Brazzaville : la Fécofoot rouvre le dossier de la Coupe du Congo
Le football congolais cherche un second souffle. Après une saison amputée par la fermeture des stades, la Fédération congolaise de football (Fécofoot) tente de sauver ce qui peut encore l’être. Une compétition unique concentre désormais toutes les attentes.
Le 18 juin, à Brazzaville, l’instance a réuni les dirigeants de clubs autour d’une même table. Objectif affiché : mesurer l’appétit des formations pour une relance rapide. La rencontre faisait suite à la réouverture officielle des terrains décidée par le ministère des Sports.
Une saison 2025-2026 réduite à une seule épreuve
Le calendrier ne laisse plus beaucoup de marge. De l’aveu même de la Fécofoot, la Coupe du Congo demeure la seule compétition de la saison 2025-2026 encore réalisable. Le reste du programme a été emporté par les semaines d’inactivité des enceintes sportives.
Cette épreuve n’est pas une nouveauté improvisée. Instituée par décret présidentiel, elle s’inscrit dans le patrimoine du football national. Pourtant, elle n’a plus connu de phase finale depuis 2024. Sa relance prendrait donc la valeur d’un véritable redémarrage.
La réunion du 18 juin ressemblait à une prise de température. La Fécofoot n’a pas imposé un format ficelé. Elle a d’abord écouté, recueillant les avis des clubs sur l’organisation probable de la compétition avant d’arrêter la moindre décision.

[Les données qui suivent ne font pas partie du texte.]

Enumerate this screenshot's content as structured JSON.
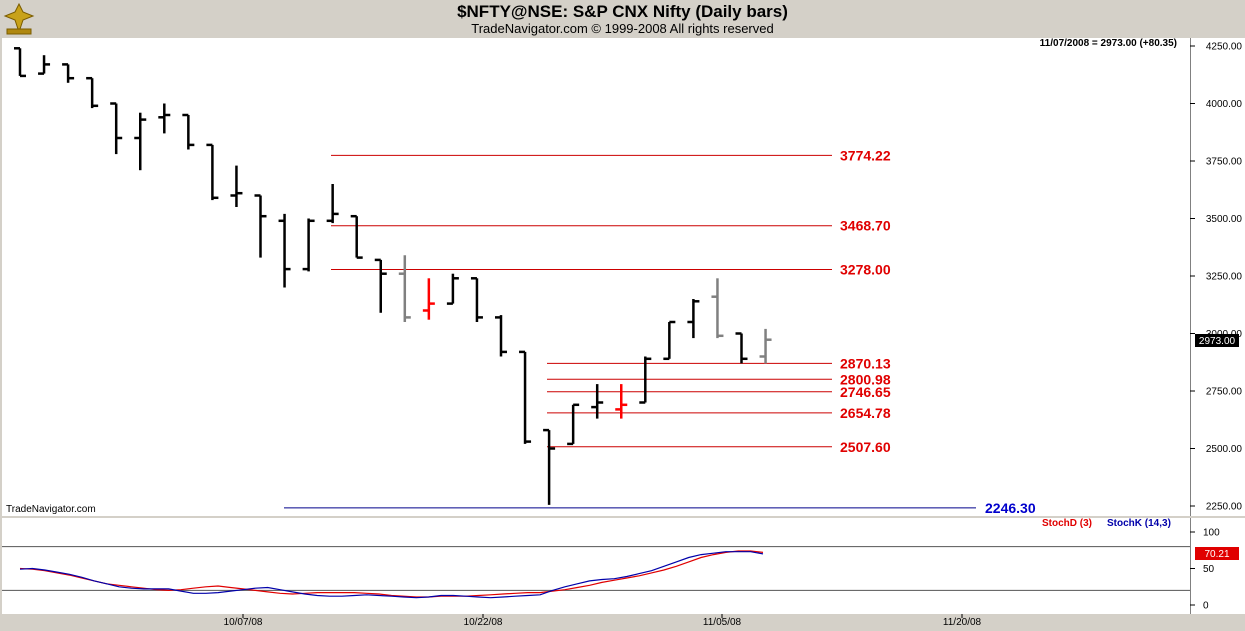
{
  "title": "$NFTY@NSE:  S&P CNX Nifty  (Daily bars)",
  "copyright": "TradeNavigator.com © 1999-2008 All rights reserved",
  "last_bar_info": "11/07/2008 = 2973.00 (+80.35)",
  "watermark": "TradeNavigator.com",
  "logo_icon": "trade-navigator-logo-icon",
  "colors": {
    "panel_bg": "#ffffff",
    "frame_bg": "#d4d0c8",
    "up_bar": "#000000",
    "doji_bar": "#808080",
    "key_bar": "#ff0000",
    "level_line": "#cc0000",
    "level_text": "#e00000",
    "low_line": "#00008b",
    "low_text": "#0000cc",
    "stoch_d": "#e00000",
    "stoch_k": "#0000aa"
  },
  "chart_data": [
    {
      "type": "ohlc",
      "title": "$NFTY@NSE:  S&P CNX Nifty  (Daily bars)",
      "ylim": [
        2200,
        4350
      ],
      "y_ticks": [
        2250,
        2500,
        2750,
        3000,
        3250,
        3500,
        3750,
        4000,
        4250
      ],
      "y_tick_labels": [
        "2250.00",
        "2500.00",
        "2750.00",
        "3000.00",
        "3250.00",
        "3500.00",
        "3750.00",
        "4000.00",
        "4250.00"
      ],
      "x_tick_labels": [
        "10/07/08",
        "10/22/08",
        "11/05/08",
        "11/20/08"
      ],
      "last_price_label": "2973.00",
      "bars": [
        {
          "o": 4240,
          "h": 4240,
          "l": 4120,
          "c": 4120,
          "color": "black"
        },
        {
          "o": 4130,
          "h": 4210,
          "l": 4130,
          "c": 4170,
          "color": "black"
        },
        {
          "o": 4170,
          "h": 4170,
          "l": 4090,
          "c": 4110,
          "color": "black"
        },
        {
          "o": 4110,
          "h": 4110,
          "l": 3980,
          "c": 3990,
          "color": "black"
        },
        {
          "o": 4000,
          "h": 4000,
          "l": 3780,
          "c": 3850,
          "color": "black"
        },
        {
          "o": 3850,
          "h": 3960,
          "l": 3710,
          "c": 3930,
          "color": "black"
        },
        {
          "o": 3940,
          "h": 4000,
          "l": 3870,
          "c": 3950,
          "color": "black"
        },
        {
          "o": 3950,
          "h": 3950,
          "l": 3800,
          "c": 3820,
          "color": "black"
        },
        {
          "o": 3820,
          "h": 3820,
          "l": 3580,
          "c": 3590,
          "color": "black"
        },
        {
          "o": 3600,
          "h": 3730,
          "l": 3550,
          "c": 3610,
          "color": "black"
        },
        {
          "o": 3600,
          "h": 3600,
          "l": 3330,
          "c": 3510,
          "color": "black"
        },
        {
          "o": 3490,
          "h": 3520,
          "l": 3200,
          "c": 3280,
          "color": "black"
        },
        {
          "o": 3280,
          "h": 3500,
          "l": 3270,
          "c": 3490,
          "color": "black"
        },
        {
          "o": 3490,
          "h": 3650,
          "l": 3480,
          "c": 3520,
          "color": "black"
        },
        {
          "o": 3510,
          "h": 3510,
          "l": 3330,
          "c": 3330,
          "color": "black"
        },
        {
          "o": 3320,
          "h": 3320,
          "l": 3090,
          "c": 3260,
          "color": "black"
        },
        {
          "o": 3260,
          "h": 3340,
          "l": 3050,
          "c": 3070,
          "color": "gray"
        },
        {
          "o": 3100,
          "h": 3240,
          "l": 3060,
          "c": 3130,
          "color": "red"
        },
        {
          "o": 3130,
          "h": 3260,
          "l": 3130,
          "c": 3240,
          "color": "black"
        },
        {
          "o": 3240,
          "h": 3240,
          "l": 3050,
          "c": 3070,
          "color": "black"
        },
        {
          "o": 3070,
          "h": 3080,
          "l": 2900,
          "c": 2920,
          "color": "black"
        },
        {
          "o": 2920,
          "h": 2920,
          "l": 2520,
          "c": 2530,
          "color": "black"
        },
        {
          "o": 2580,
          "h": 2580,
          "l": 2255,
          "c": 2500,
          "color": "black"
        },
        {
          "o": 2520,
          "h": 2690,
          "l": 2520,
          "c": 2690,
          "color": "black"
        },
        {
          "o": 2680,
          "h": 2780,
          "l": 2630,
          "c": 2700,
          "color": "black"
        },
        {
          "o": 2670,
          "h": 2780,
          "l": 2630,
          "c": 2690,
          "color": "red"
        },
        {
          "o": 2700,
          "h": 2900,
          "l": 2700,
          "c": 2890,
          "color": "black"
        },
        {
          "o": 2890,
          "h": 3050,
          "l": 2890,
          "c": 3050,
          "color": "black"
        },
        {
          "o": 3050,
          "h": 3150,
          "l": 2980,
          "c": 3140,
          "color": "black"
        },
        {
          "o": 3160,
          "h": 3240,
          "l": 2980,
          "c": 2990,
          "color": "gray"
        },
        {
          "o": 3000,
          "h": 3000,
          "l": 2870,
          "c": 2890,
          "color": "black"
        },
        {
          "o": 2900,
          "h": 3020,
          "l": 2870,
          "c": 2973,
          "color": "gray"
        }
      ],
      "levels": [
        {
          "value": 3774.22,
          "label": "3774.22",
          "color": "red"
        },
        {
          "value": 3468.7,
          "label": "3468.70",
          "color": "red"
        },
        {
          "value": 3278.0,
          "label": "3278.00",
          "color": "red"
        },
        {
          "value": 2870.13,
          "label": "2870.13",
          "color": "red"
        },
        {
          "value": 2800.98,
          "label": "2800.98",
          "color": "red"
        },
        {
          "value": 2746.65,
          "label": "2746.65",
          "color": "red"
        },
        {
          "value": 2654.78,
          "label": "2654.78",
          "color": "red"
        },
        {
          "value": 2507.6,
          "label": "2507.60",
          "color": "red"
        },
        {
          "value": 2246.3,
          "label": "2246.30",
          "color": "blue"
        }
      ]
    },
    {
      "type": "line",
      "ylim": [
        -10,
        120
      ],
      "y_ticks": [
        0,
        50,
        100
      ],
      "y_tick_labels": [
        "0",
        "50",
        "100"
      ],
      "reference_lines": [
        20,
        80
      ],
      "legend": [
        {
          "name": "StochD (3)",
          "color": "red"
        },
        {
          "name": "StochK (14,3)",
          "color": "blue"
        }
      ],
      "last_value_label": "70.21",
      "series": [
        {
          "name": "StochD (3)",
          "color": "red",
          "values": [
            50,
            49,
            47,
            44,
            41,
            37,
            33,
            29,
            27,
            25,
            23,
            21,
            20,
            21,
            23,
            25,
            26,
            24,
            22,
            20,
            18,
            16,
            15,
            16,
            17,
            17,
            17,
            17,
            16,
            15,
            13,
            12,
            11,
            11,
            12,
            12,
            12,
            13,
            14,
            15,
            16,
            17,
            17,
            19,
            21,
            24,
            27,
            31,
            34,
            37,
            40,
            44,
            48,
            53,
            59,
            65,
            69,
            72,
            74,
            74,
            72
          ]
        },
        {
          "name": "StochK (14,3)",
          "color": "blue",
          "values": [
            49,
            50,
            48,
            45,
            42,
            38,
            33,
            29,
            25,
            23,
            22,
            22,
            22,
            19,
            16,
            16,
            17,
            19,
            21,
            23,
            24,
            21,
            18,
            15,
            13,
            12,
            12,
            13,
            14,
            13,
            12,
            11,
            10,
            11,
            13,
            13,
            12,
            11,
            10,
            11,
            12,
            13,
            14,
            20,
            25,
            29,
            33,
            35,
            36,
            39,
            43,
            47,
            53,
            59,
            65,
            69,
            71,
            73,
            73,
            73,
            70
          ]
        }
      ]
    }
  ]
}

Des clubs partants, mais sous conditions
Du côté des dirigeants, la disponibilité ne fait guère de doute. Tous ont exprimé leur volonté de participer à l’épreuve. Le principe d’une reprise semble acquis. Reste la question, plus sensible, des moyens à mobiliser pour aligner les équipes.
Car cet accord de principe s’accompagne d’exigences précises. Les clubs réclament une subvention de cinq millions de FCFA chacun. Ils demandent aussi une prise en charge complète de leur participation, sans laisser de zone d’ombre sur le partage des dépenses.

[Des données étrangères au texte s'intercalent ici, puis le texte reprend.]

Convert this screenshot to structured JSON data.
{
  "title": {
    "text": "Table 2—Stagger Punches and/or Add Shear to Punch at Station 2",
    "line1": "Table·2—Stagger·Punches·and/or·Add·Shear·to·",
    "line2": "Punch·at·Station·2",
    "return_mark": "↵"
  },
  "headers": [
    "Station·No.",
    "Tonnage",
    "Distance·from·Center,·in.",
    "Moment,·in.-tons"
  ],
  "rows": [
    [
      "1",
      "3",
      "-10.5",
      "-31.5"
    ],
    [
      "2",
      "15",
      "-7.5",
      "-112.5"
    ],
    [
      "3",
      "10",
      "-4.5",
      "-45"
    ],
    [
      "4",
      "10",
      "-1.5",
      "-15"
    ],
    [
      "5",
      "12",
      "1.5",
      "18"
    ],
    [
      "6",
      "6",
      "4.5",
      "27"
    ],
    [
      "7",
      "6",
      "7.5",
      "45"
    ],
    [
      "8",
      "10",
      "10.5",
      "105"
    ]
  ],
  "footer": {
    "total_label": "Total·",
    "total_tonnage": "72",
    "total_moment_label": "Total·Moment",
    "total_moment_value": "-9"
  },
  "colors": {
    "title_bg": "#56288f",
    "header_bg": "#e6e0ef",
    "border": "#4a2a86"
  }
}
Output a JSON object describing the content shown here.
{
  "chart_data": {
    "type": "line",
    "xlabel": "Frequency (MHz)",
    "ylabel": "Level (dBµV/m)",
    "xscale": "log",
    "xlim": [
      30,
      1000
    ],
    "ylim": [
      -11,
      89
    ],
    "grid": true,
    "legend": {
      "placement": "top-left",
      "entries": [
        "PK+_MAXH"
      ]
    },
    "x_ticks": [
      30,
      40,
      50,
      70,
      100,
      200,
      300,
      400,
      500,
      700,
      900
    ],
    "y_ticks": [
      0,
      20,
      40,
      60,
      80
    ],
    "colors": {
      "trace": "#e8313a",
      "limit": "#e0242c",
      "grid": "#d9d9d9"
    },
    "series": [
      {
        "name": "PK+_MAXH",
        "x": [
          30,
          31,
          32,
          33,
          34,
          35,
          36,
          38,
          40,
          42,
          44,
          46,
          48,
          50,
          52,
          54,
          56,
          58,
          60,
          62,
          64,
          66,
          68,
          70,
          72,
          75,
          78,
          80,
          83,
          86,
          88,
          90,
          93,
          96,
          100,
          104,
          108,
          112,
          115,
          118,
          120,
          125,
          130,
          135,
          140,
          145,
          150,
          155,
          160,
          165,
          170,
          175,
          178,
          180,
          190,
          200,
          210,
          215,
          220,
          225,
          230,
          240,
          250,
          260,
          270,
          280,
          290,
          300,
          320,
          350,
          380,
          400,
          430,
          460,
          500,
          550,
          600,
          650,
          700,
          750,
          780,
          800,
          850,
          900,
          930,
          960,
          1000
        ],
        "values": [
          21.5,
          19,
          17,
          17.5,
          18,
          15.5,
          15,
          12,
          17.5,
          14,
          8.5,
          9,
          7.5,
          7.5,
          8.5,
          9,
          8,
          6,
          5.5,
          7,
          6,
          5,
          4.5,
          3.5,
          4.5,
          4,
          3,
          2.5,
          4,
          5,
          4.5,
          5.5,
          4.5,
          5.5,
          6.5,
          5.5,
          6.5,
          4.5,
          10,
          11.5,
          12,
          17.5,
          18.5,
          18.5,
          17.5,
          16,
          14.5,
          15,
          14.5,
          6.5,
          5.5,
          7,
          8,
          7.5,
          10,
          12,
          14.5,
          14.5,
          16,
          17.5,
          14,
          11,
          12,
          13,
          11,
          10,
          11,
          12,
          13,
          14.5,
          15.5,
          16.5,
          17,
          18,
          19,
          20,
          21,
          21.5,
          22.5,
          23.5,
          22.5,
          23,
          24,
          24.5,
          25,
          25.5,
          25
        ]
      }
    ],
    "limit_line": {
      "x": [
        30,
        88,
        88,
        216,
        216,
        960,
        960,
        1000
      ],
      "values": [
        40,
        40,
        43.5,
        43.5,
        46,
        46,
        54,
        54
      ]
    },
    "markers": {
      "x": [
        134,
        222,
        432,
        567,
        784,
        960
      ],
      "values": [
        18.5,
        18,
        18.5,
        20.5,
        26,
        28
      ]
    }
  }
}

Ce volet logistique pèse lourd dans les discussions. Les formations souhaitent voir couverts le transport des équipes et l’assurance compétition. Autant de postes qui, faute de financement clair, peuvent rapidement transformer une bonne intention en casse-tête organisationnel.

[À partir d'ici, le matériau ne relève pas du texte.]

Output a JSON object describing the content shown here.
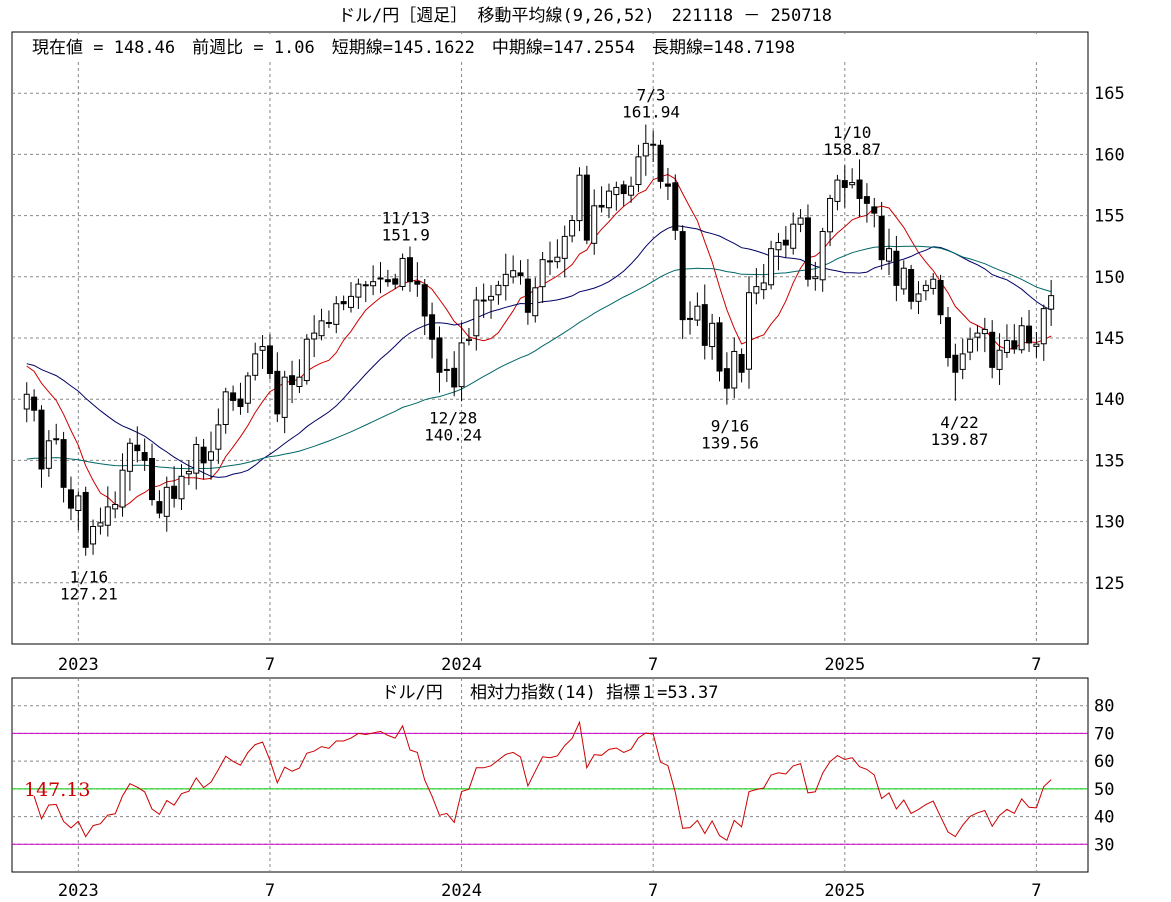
{
  "main": {
    "title": "ドル/円［週足］ 移動平均線(9,26,52)　221118 － 250718",
    "info": "現在値 = 148.46　前週比 = 1.06　短期線=145.1622　中期線=147.2554　長期線=148.7198",
    "ylim": [
      120,
      170
    ],
    "yticks": [
      125,
      130,
      135,
      140,
      145,
      150,
      155,
      160,
      165
    ],
    "xticks": [
      {
        "date": "2023-01-06",
        "label": "2023"
      },
      {
        "date": "2023-07-07",
        "label": "7"
      },
      {
        "date": "2024-01-05",
        "label": "2024"
      },
      {
        "date": "2024-07-05",
        "label": "7"
      },
      {
        "date": "2025-01-03",
        "label": "2025"
      },
      {
        "date": "2025-07-04",
        "label": "7"
      }
    ],
    "annotations": [
      {
        "date": "2023-01-16",
        "value": 127.21,
        "label_top": "1/16",
        "label_bottom": "127.21",
        "pos": "below"
      },
      {
        "date": "2023-11-13",
        "value": 151.9,
        "label_top": "11/13",
        "label_bottom": "151.9",
        "pos": "above"
      },
      {
        "date": "2023-12-28",
        "value": 140.24,
        "label_top": "12/28",
        "label_bottom": "140.24",
        "pos": "below"
      },
      {
        "date": "2024-07-03",
        "value": 161.94,
        "label_top": "7/3",
        "label_bottom": "161.94",
        "pos": "above"
      },
      {
        "date": "2024-09-16",
        "value": 139.56,
        "label_top": "9/16",
        "label_bottom": "139.56",
        "pos": "below"
      },
      {
        "date": "2025-01-10",
        "value": 158.87,
        "label_top": "1/10",
        "label_bottom": "158.87",
        "pos": "above"
      },
      {
        "date": "2025-04-22",
        "value": 139.87,
        "label_top": "4/22",
        "label_bottom": "139.87",
        "pos": "below"
      }
    ]
  },
  "chart_data": {
    "type": "candlestick",
    "start_date": "2022-11-18",
    "end_date": "2025-07-18",
    "colors": {
      "up": "#ffffff",
      "down": "#000000",
      "short_ma": "#cc0000",
      "mid_ma": "#000066",
      "long_ma": "#006666",
      "rsi": "#cc0000"
    },
    "series": [
      {
        "name": "短期線",
        "value": 145.1622
      },
      {
        "name": "中期線",
        "value": 147.2554
      },
      {
        "name": "長期線",
        "value": 148.7198
      }
    ],
    "close_anchors": [
      [
        "2022-11-18",
        140.4
      ],
      [
        "2022-11-25",
        139.1
      ],
      [
        "2022-12-02",
        134.3
      ],
      [
        "2022-12-09",
        136.6
      ],
      [
        "2022-12-16",
        136.7
      ],
      [
        "2022-12-23",
        132.8
      ],
      [
        "2022-12-30",
        131.1
      ],
      [
        "2023-01-06",
        132.1
      ],
      [
        "2023-01-13",
        127.9
      ],
      [
        "2023-01-20",
        129.6
      ],
      [
        "2023-01-27",
        129.9
      ],
      [
        "2023-02-03",
        131.2
      ],
      [
        "2023-02-10",
        131.4
      ],
      [
        "2023-02-17",
        134.2
      ],
      [
        "2023-02-24",
        136.4
      ],
      [
        "2023-03-03",
        135.8
      ],
      [
        "2023-03-10",
        135.0
      ],
      [
        "2023-03-17",
        131.8
      ],
      [
        "2023-03-24",
        130.7
      ],
      [
        "2023-03-31",
        132.8
      ],
      [
        "2023-04-07",
        131.9
      ],
      [
        "2023-04-14",
        133.7
      ],
      [
        "2023-04-21",
        134.1
      ],
      [
        "2023-04-28",
        136.3
      ],
      [
        "2023-05-05",
        134.8
      ],
      [
        "2023-05-12",
        135.7
      ],
      [
        "2023-05-19",
        137.9
      ],
      [
        "2023-05-26",
        140.6
      ],
      [
        "2023-06-02",
        139.9
      ],
      [
        "2023-06-09",
        139.4
      ],
      [
        "2023-06-16",
        141.9
      ],
      [
        "2023-06-23",
        143.7
      ],
      [
        "2023-06-30",
        144.3
      ],
      [
        "2023-07-07",
        142.1
      ],
      [
        "2023-07-14",
        138.8
      ],
      [
        "2023-07-21",
        141.8
      ],
      [
        "2023-07-28",
        141.2
      ],
      [
        "2023-08-04",
        141.8
      ],
      [
        "2023-08-11",
        144.9
      ],
      [
        "2023-08-18",
        145.4
      ],
      [
        "2023-08-25",
        146.4
      ],
      [
        "2023-09-01",
        146.2
      ],
      [
        "2023-09-08",
        147.8
      ],
      [
        "2023-09-15",
        147.8
      ],
      [
        "2023-09-22",
        148.4
      ],
      [
        "2023-09-29",
        149.4
      ],
      [
        "2023-10-06",
        149.3
      ],
      [
        "2023-10-13",
        149.6
      ],
      [
        "2023-10-20",
        149.9
      ],
      [
        "2023-10-27",
        149.6
      ],
      [
        "2023-11-03",
        149.4
      ],
      [
        "2023-11-10",
        151.5
      ],
      [
        "2023-11-17",
        149.6
      ],
      [
        "2023-11-24",
        149.4
      ],
      [
        "2023-12-01",
        146.8
      ],
      [
        "2023-12-08",
        144.9
      ],
      [
        "2023-12-15",
        142.2
      ],
      [
        "2023-12-22",
        142.4
      ],
      [
        "2023-12-29",
        141.0
      ],
      [
        "2024-01-05",
        144.6
      ],
      [
        "2024-01-12",
        144.9
      ],
      [
        "2024-01-19",
        148.1
      ],
      [
        "2024-01-26",
        148.1
      ],
      [
        "2024-02-02",
        148.4
      ],
      [
        "2024-02-09",
        149.3
      ],
      [
        "2024-02-16",
        150.2
      ],
      [
        "2024-02-23",
        150.5
      ],
      [
        "2024-03-01",
        150.1
      ],
      [
        "2024-03-08",
        147.1
      ],
      [
        "2024-03-15",
        149.1
      ],
      [
        "2024-03-22",
        151.4
      ],
      [
        "2024-03-29",
        151.3
      ],
      [
        "2024-04-05",
        151.6
      ],
      [
        "2024-04-12",
        153.3
      ],
      [
        "2024-04-19",
        154.6
      ],
      [
        "2024-04-26",
        158.3
      ],
      [
        "2024-05-03",
        153.0
      ],
      [
        "2024-05-10",
        155.8
      ],
      [
        "2024-05-17",
        155.7
      ],
      [
        "2024-05-24",
        157.0
      ],
      [
        "2024-05-31",
        157.3
      ],
      [
        "2024-06-07",
        156.8
      ],
      [
        "2024-06-14",
        157.4
      ],
      [
        "2024-06-21",
        159.8
      ],
      [
        "2024-06-28",
        160.9
      ],
      [
        "2024-07-05",
        160.8
      ],
      [
        "2024-07-12",
        157.8
      ],
      [
        "2024-07-19",
        157.4
      ],
      [
        "2024-07-26",
        153.8
      ],
      [
        "2024-08-02",
        146.5
      ],
      [
        "2024-08-09",
        146.6
      ],
      [
        "2024-08-16",
        147.6
      ],
      [
        "2024-08-23",
        144.4
      ],
      [
        "2024-08-30",
        146.2
      ],
      [
        "2024-09-06",
        142.3
      ],
      [
        "2024-09-13",
        140.9
      ],
      [
        "2024-09-20",
        143.9
      ],
      [
        "2024-09-27",
        142.2
      ],
      [
        "2024-10-04",
        148.7
      ],
      [
        "2024-10-11",
        149.2
      ],
      [
        "2024-10-18",
        149.5
      ],
      [
        "2024-10-25",
        152.3
      ],
      [
        "2024-11-01",
        152.8
      ],
      [
        "2024-11-08",
        152.6
      ],
      [
        "2024-11-15",
        154.3
      ],
      [
        "2024-11-22",
        154.8
      ],
      [
        "2024-11-29",
        149.8
      ],
      [
        "2024-12-06",
        150.0
      ],
      [
        "2024-12-13",
        153.7
      ],
      [
        "2024-12-20",
        156.4
      ],
      [
        "2024-12-27",
        157.9
      ],
      [
        "2025-01-03",
        157.3
      ],
      [
        "2025-01-10",
        157.7
      ],
      [
        "2025-01-17",
        156.4
      ],
      [
        "2025-01-24",
        156.0
      ],
      [
        "2025-01-31",
        155.2
      ],
      [
        "2025-02-07",
        151.4
      ],
      [
        "2025-02-14",
        152.3
      ],
      [
        "2025-02-21",
        149.3
      ],
      [
        "2025-02-28",
        150.7
      ],
      [
        "2025-03-07",
        148.0
      ],
      [
        "2025-03-14",
        148.6
      ],
      [
        "2025-03-21",
        149.3
      ],
      [
        "2025-03-28",
        149.8
      ],
      [
        "2025-04-04",
        146.9
      ],
      [
        "2025-04-11",
        143.4
      ],
      [
        "2025-04-18",
        142.2
      ],
      [
        "2025-04-25",
        143.7
      ],
      [
        "2025-05-02",
        144.9
      ],
      [
        "2025-05-09",
        145.4
      ],
      [
        "2025-05-16",
        145.7
      ],
      [
        "2025-05-23",
        142.6
      ],
      [
        "2025-05-30",
        144.0
      ],
      [
        "2025-06-06",
        144.8
      ],
      [
        "2025-06-13",
        144.1
      ],
      [
        "2025-06-20",
        146.0
      ],
      [
        "2025-06-27",
        144.6
      ],
      [
        "2025-07-04",
        144.5
      ],
      [
        "2025-07-11",
        147.4
      ],
      [
        "2025-07-18",
        148.46
      ]
    ]
  },
  "rsi": {
    "title": "ドル/円　 相対力指数(14) 指標１=53.37",
    "price_label": "147.13",
    "ylim": [
      20,
      90
    ],
    "yticks": [
      30,
      40,
      50,
      60,
      70,
      80
    ],
    "levels": [
      {
        "value": 70,
        "color": "#cc00cc"
      },
      {
        "value": 50,
        "color": "#00cc00"
      },
      {
        "value": 30,
        "color": "#cc00cc"
      }
    ],
    "xticks": [
      {
        "date": "2023-01-06",
        "label": "2023"
      },
      {
        "date": "2023-07-07",
        "label": "7"
      },
      {
        "date": "2024-01-05",
        "label": "2024"
      },
      {
        "date": "2024-07-05",
        "label": "7"
      },
      {
        "date": "2025-01-03",
        "label": "2025"
      },
      {
        "date": "2025-07-04",
        "label": "7"
      }
    ]
  }
}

Ces revendications traduisent une réalité connue du sport congolais. Sans appui financier solide, les déplacements et la couverture des joueurs deviennent des obstacles concrets. Les dirigeants placent donc la barre des garanties avant tout engagement définitif.
La balle dans le camp du ministère des Sports
Face à ces demandes, la Fécofoot n’a pas tranché seule. L’instance a pris acte des conditions posées par les clubs. Elle a ensuite promis de transmettre l’ensemble du dossier au ministère des Sports, qui détient une partie des clés financières.
Cette mécanique replace les pouvoirs publics au centre du jeu. La fédération joue un rôle de courroie de transmission entre des clubs en attente de garanties et un ministère sollicité pour les financer. La suite dépendra largement de cette réponse institutionnelle.
Le ministère est d’autant plus impliqué qu’il a déjà agi en amont. C’est bien lui qui a ordonné la réouverture officielle des stades. Sans cette décision, aucune discussion sur une relance n’aurait été envisageable dans l’immédiat.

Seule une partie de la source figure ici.